Automate your savings. Make your life easier and automate how you save money. Make sure you elect to have your paycheck direct deposited into a checking account. Open savings accounts with the same bank or another financial institution. I suggest setting account titles to visualize what you’re saving towards. Then, set automatic transfers for each payday. Every time you get paid, the amount you set will be automatically transferred from your checking into your savings accounts. I wrote about how to set up automatic savings in detail in my book, You Only Live Once. Additionally, New York Times bestseller David Back wrote a great book called the Automatic Millionaire that shares how one simple rule can help you achieve your financial goals.

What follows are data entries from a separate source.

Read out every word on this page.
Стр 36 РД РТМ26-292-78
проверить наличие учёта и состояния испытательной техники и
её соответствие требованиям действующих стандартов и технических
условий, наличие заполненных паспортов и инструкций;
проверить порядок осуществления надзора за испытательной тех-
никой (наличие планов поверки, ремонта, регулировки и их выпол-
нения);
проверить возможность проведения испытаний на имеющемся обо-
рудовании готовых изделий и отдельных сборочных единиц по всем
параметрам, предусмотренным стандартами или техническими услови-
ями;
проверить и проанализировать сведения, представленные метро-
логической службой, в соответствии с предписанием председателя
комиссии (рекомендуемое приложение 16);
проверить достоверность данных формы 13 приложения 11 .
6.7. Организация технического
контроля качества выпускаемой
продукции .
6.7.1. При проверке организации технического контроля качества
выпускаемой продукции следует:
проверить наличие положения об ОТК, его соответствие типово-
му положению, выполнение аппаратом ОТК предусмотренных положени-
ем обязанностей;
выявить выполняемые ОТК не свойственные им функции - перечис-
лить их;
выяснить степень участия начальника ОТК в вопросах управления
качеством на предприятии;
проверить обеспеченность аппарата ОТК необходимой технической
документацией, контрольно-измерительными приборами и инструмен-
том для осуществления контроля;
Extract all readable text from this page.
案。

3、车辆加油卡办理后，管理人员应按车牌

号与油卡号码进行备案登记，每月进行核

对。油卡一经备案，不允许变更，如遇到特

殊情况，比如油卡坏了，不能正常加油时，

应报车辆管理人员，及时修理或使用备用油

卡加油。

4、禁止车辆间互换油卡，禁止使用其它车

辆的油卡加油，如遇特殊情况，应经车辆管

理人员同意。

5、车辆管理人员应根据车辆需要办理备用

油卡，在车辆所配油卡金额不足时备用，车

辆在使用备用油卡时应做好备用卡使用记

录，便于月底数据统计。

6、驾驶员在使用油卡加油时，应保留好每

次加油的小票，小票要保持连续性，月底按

Find money to save. Start by reducing the amount of money that is going out. Cut your expenses and lower your monthly bills. You can do this by canceling or negotiating for better terms. Consider looking for alternative services too. For example, when you reduce your cell phone bill by $10, you now have $10 to put into a savings account. Additionally, look at ways to increase income. Ask for a raise at work or start a side hustle to earn or make income.
Have a budget. You’ve heard this before and budgeting doesn’t seem at all fun. But it can be when done correctly. Budgeting helps you allocate your money to things you value. It makes you more accountable. When you know how much money is coming in and where it’s going, you’ll make better spending decisions. A budget doesn’t have to be complicated. Remember, a budget is how you’ll spend your money today and how much you’ll save for future expenses.
How to use budgeting to save more money
The budgeting process is the best tool to help you identify how you’re spending your money and where it’s going. Budgets are often associated with limiting one’s ability to do things, however, budgeting helps you allocate your limited resources to things that actually matter.
The budgeting process can be tedious but extremely helpful in managing money and reaching financial freedom. Here’s how to use budgeting to find money in your current situation.
- Calculate your income and expenses.
- Make a list of all income sources and calculate the total monthly income.
- Keep a record of one month’s fixed expenses and discretionary spending.
- Organize based on categories and total expenses such as housing, transportation, food, utilities, credit card payments, etc.
- Using paper or a spreadsheet, calculate your income compared to your expenses.
- Analyze the results and calculate how much you can save and how much more you can pay towards your savings goals.
- Determine where you can decrease fixed expenses and cut spending to free up money.